By adapting NoDepression’s very successful model, Lawless hopes to create a similarly vibrant place for the world of Irish traditional music. It is already doing the job of connecting musicians and helping them communicate with one another, and it is becoming an increasingly important PR resource for professional musicians (especially since it is one of the few places that provides review content, which is so important for recording and touring artists).

If you’re a musician or a fan, check out Lawless’s site – it looks like a very interesting way of keeping up with what’s happening in the world of trad music. To sign up, visit tradconnect.com. (And if you do, friend me – I recently signed up!)

Speaking of reviews, I recently got ahold of Kathleen Conneely’s new CD “The Coming of the Spring” and I absolutely love it.
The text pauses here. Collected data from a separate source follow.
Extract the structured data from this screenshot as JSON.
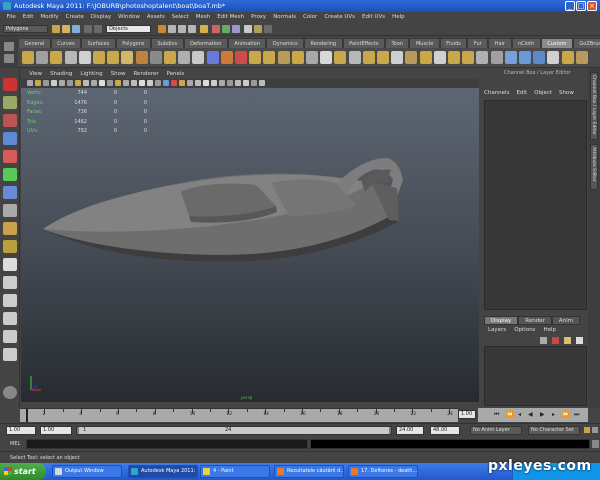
{
  "window": {
    "title": "Autodesk Maya 2011: F:\\JOBURB\\photoshoptalent\\boat\\boaT.mb*"
  },
  "menubar": [
    "File",
    "Edit",
    "Modify",
    "Create",
    "Display",
    "Window",
    "Assets",
    "Select",
    "Mesh",
    "Edit Mesh",
    "Proxy",
    "Normals",
    "Color",
    "Create UVs",
    "Edit UVs",
    "Help"
  ],
  "statusline": {
    "mode": "Polygons",
    "objects_field": "Objects"
  },
  "shelf": {
    "tabs": [
      "General",
      "Curves",
      "Surfaces",
      "Polygons",
      "Subdivs",
      "Deformation",
      "Animation",
      "Dynamics",
      "Rendering",
      "PaintEffects",
      "Toon",
      "Muscle",
      "Fluids",
      "Fur",
      "Hair",
      "nCloth",
      "Custom",
      "GoZBrush"
    ],
    "active_tab": "Custom"
  },
  "viewport": {
    "menu": [
      "View",
      "Shading",
      "Lighting",
      "Show",
      "Renderer",
      "Panels"
    ],
    "hud": [
      {
        "label": "Verts:",
        "v1": "744",
        "v2": "0",
        "v3": "0"
      },
      {
        "label": "Edges:",
        "v1": "1476",
        "v2": "0",
        "v3": "0"
      },
      {
        "label": "Faces:",
        "v1": "736",
        "v2": "0",
        "v3": "0"
      },
      {
        "label": "Tris:",
        "v1": "1462",
        "v2": "0",
        "v3": "0"
      },
      {
        "label": "UVs:",
        "v1": "792",
        "v2": "0",
        "v3": "0"
      }
    ],
    "camera_label": "persp"
  },
  "channel_box": {
    "header": "Channel Box / Layer Editor",
    "menu": [
      "Channels",
      "Edit",
      "Object",
      "Show"
    ],
    "side_tabs": [
      "Channel Box / Layer Editor",
      "Attribute Editor"
    ]
  },
  "layer_editor": {
    "tabs": [
      "Display",
      "Render",
      "Anim"
    ],
    "active_tab": "Display",
    "menu": [
      "Layers",
      "Options",
      "Help"
    ]
  },
  "timeline": {
    "ticks": [
      "2",
      "4",
      "6",
      "8",
      "10",
      "12",
      "14",
      "16",
      "18",
      "20",
      "22",
      "24"
    ],
    "current_frame": "1.00"
  },
  "range": {
    "start": "1.00",
    "inner_start": "1.00",
    "slider_min": "1",
    "slider_max": "24",
    "end_inner": "24.00",
    "end": "48.00",
    "anim_layer": "No Anim Layer",
    "character_set": "No Character Set"
  },
  "command": {
    "label": "MEL"
  },
  "helpline": {
    "text": "Select Tool: select an object"
  },
  "taskbar": {
    "start_label": "start",
    "tasks": [
      {
        "label": "Output Window",
        "icon_color": "#d8d8d8"
      },
      {
        "label": "Autodesk Maya 2011: ...",
        "icon_color": "#2aa8c8"
      },
      {
        "label": "4 - Paint",
        "icon_color": "#e8d24a"
      },
      {
        "label": "Rezultatele căutării d...",
        "icon_color": "#e87a2a"
      },
      {
        "label": "17. Deftones - death...",
        "icon_color": "#e8782a"
      }
    ]
  },
  "watermark": "pxleyes.com"
}
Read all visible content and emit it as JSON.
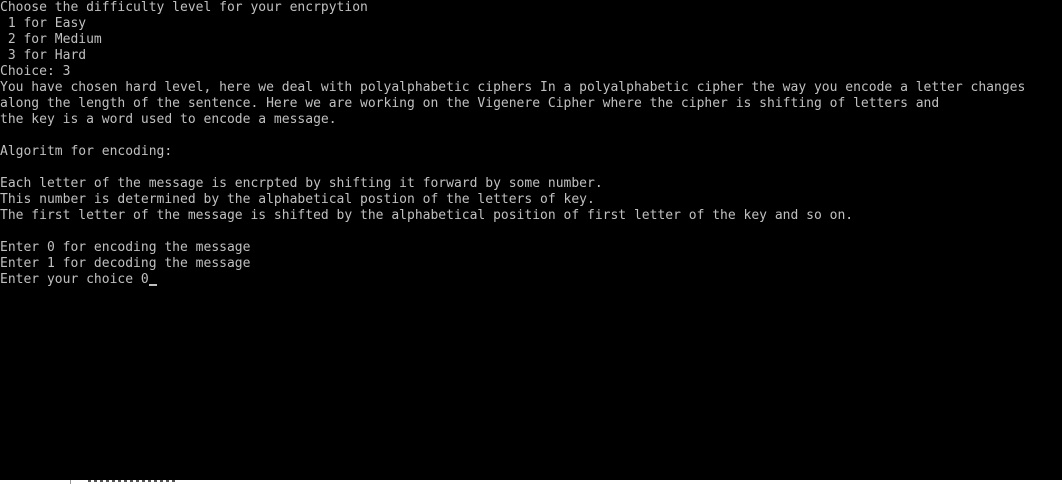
{
  "console": {
    "text_color": "#c0c0c0",
    "background": "#000000",
    "lines": [
      "Choose the difficulty level for your encrpytion",
      " 1 for Easy",
      " 2 for Medium",
      " 3 for Hard",
      "Choice: 3",
      "You have chosen hard level, here we deal with polyalphabetic ciphers In a polyalphabetic cipher the way you encode a letter changes",
      "along the length of the sentence. Here we are working on the Vigenere Cipher where the cipher is shifting of letters and",
      "the key is a word used to encode a message.",
      "",
      "Algoritm for encoding:",
      "",
      "Each letter of the message is encrpted by shifting it forward by some number.",
      "This number is determined by the alphabetical postion of the letters of key.",
      "The first letter of the message is shifted by the alphabetical position of first letter of the key and so on.",
      "",
      "Enter 0 for encoding the message",
      "Enter 1 for decoding the message"
    ],
    "prompt": "Enter your choice ",
    "input_value": "0"
  }
}
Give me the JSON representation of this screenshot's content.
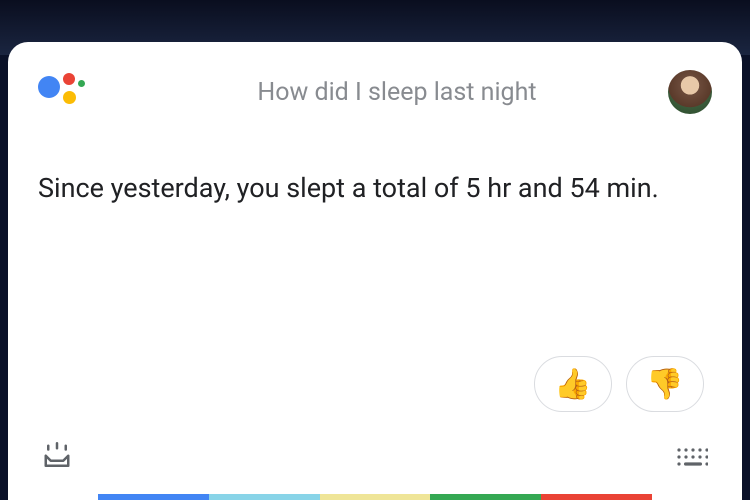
{
  "header": {
    "query": "How did I sleep last night"
  },
  "response": {
    "text": "Since yesterday, you slept a total of 5 hr and 54 min."
  },
  "feedback": {
    "thumbs_up": "👍",
    "thumbs_down": "👎"
  }
}
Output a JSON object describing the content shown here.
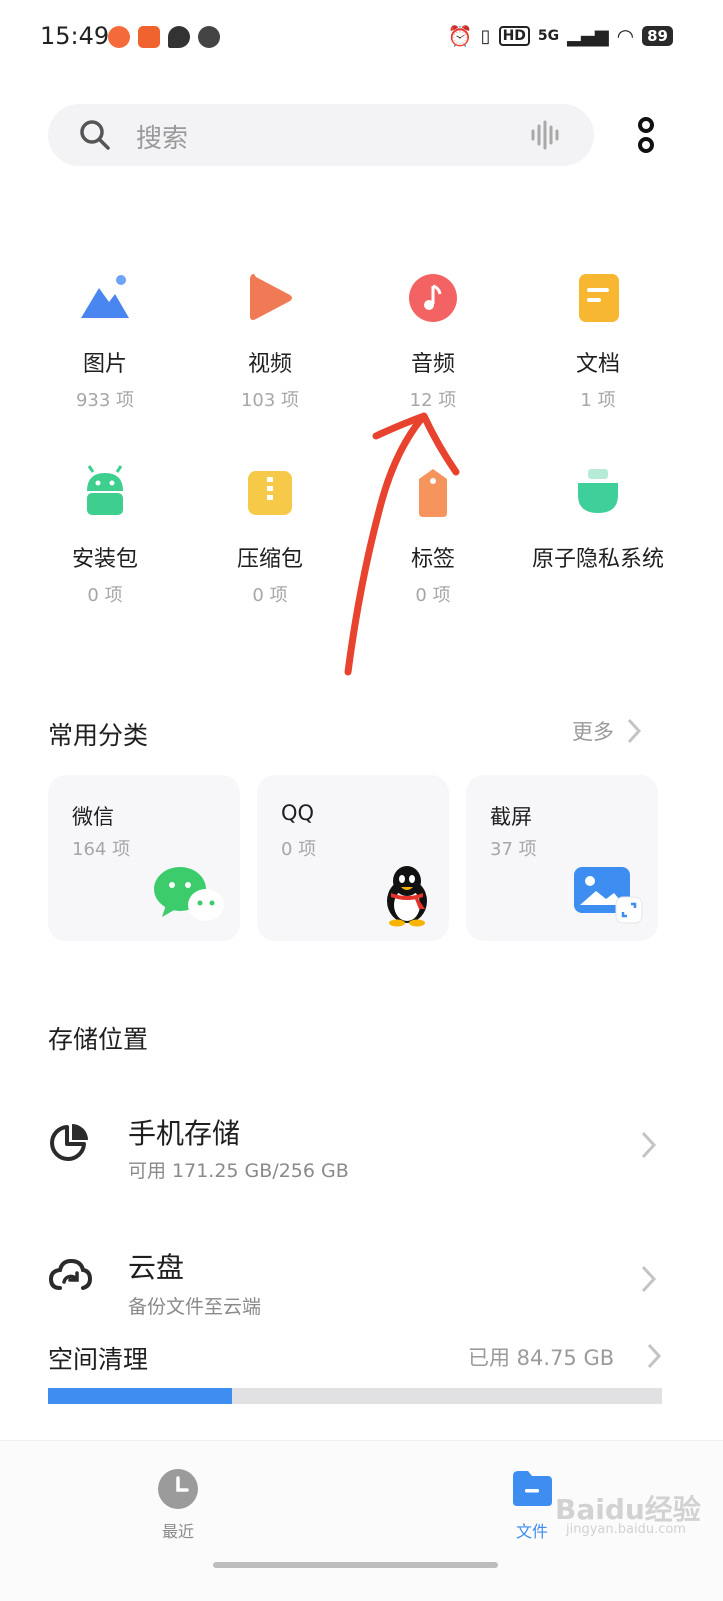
{
  "status_bar": {
    "time": "15:49",
    "network": "5G",
    "hd": "HD",
    "battery": "89"
  },
  "search": {
    "placeholder": "搜索"
  },
  "categories": [
    {
      "label": "图片",
      "count": "933 项",
      "icon": "image-icon",
      "color": "#4a86f0"
    },
    {
      "label": "视频",
      "count": "103 项",
      "icon": "video-icon",
      "color": "#f06a4a"
    },
    {
      "label": "音频",
      "count": "12 项",
      "icon": "audio-icon",
      "color": "#f25a5a"
    },
    {
      "label": "文档",
      "count": "1 项",
      "icon": "document-icon",
      "color": "#f7b731"
    },
    {
      "label": "安装包",
      "count": "0 项",
      "icon": "android-icon",
      "color": "#3ecf8e"
    },
    {
      "label": "压缩包",
      "count": "0 项",
      "icon": "archive-icon",
      "color": "#f7c948"
    },
    {
      "label": "标签",
      "count": "0 项",
      "icon": "tag-icon",
      "color": "#f5945c"
    },
    {
      "label": "原子隐私系统",
      "count": "",
      "icon": "privacy-icon",
      "color": "#3ecf9a"
    }
  ],
  "common": {
    "title": "常用分类",
    "more": "更多",
    "cards": [
      {
        "title": "微信",
        "count": "164 项",
        "icon": "wechat-icon"
      },
      {
        "title": "QQ",
        "count": "0 项",
        "icon": "qq-penguin-icon"
      },
      {
        "title": "截屏",
        "count": "37 项",
        "icon": "screenshot-icon"
      }
    ]
  },
  "storage": {
    "title": "存储位置",
    "phone": {
      "title": "手机存储",
      "sub": "可用 171.25 GB/256 GB"
    },
    "cloud": {
      "title": "云盘",
      "sub": "备份文件至云端"
    }
  },
  "cleanup": {
    "title": "空间清理",
    "used": "已用 84.75 GB",
    "progress_fraction": 0.3
  },
  "nav": {
    "recent": "最近",
    "files": "文件"
  },
  "watermark": {
    "text": "Baidu经验",
    "sub": "jingyan.baidu.com"
  },
  "colors": {
    "accent": "#3d8ef0",
    "annotation": "#e8432f"
  }
}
It is an album of shimmering, unpretentious tin whistle playing, executed with perfect swing and masterful pacing. If you like tin whistle, this album is a must have. If you’re not sure about tin whistle, this album will absolutely win you over.

“The Coming of the Spring” is made up entirely of jigs, reels and hornpipes, straight dance music, played with minimal arrangement Conneely is joined by some top players, including her brother Mick (bouzouki), Brian McGrath (piano) and Johnny “Ringo” McDonagh (bodhrán), each of whom enhances Conneely’s already warm, relaxed style.

One of the album’s many strengths is its extremely tasteful tune selection. Conneely includes a number of very interesting but less common tunes to go with the ones that are more familiar. “Dermot Grogan’s / ...” is a wonderful set of jigs; “The Gneevgullia Reel / ...” is a great set as well. Conneely is joined by her father Mick Sr. (also a whistle player) on “The Primrose Vale / The Lark in the Morning (#1),” a set of tunes “he would have played regularly when we were growing up.” They’re backed brilliantly by Mick Jr. and is perhaps album’s most poignant moment.

Beside the music, I love how this album evokes the kind of stripped down “free-range” sound Micheál Ó Raghallaigh and Danny O’Mahony took with their recent CD “As It Happened”. Like that album, there’s nothing “slick” about Conneely’s music. It is just elegantly performed and clearly presented, just the kind of thing you’d want to hear in something people might call “pure drop.”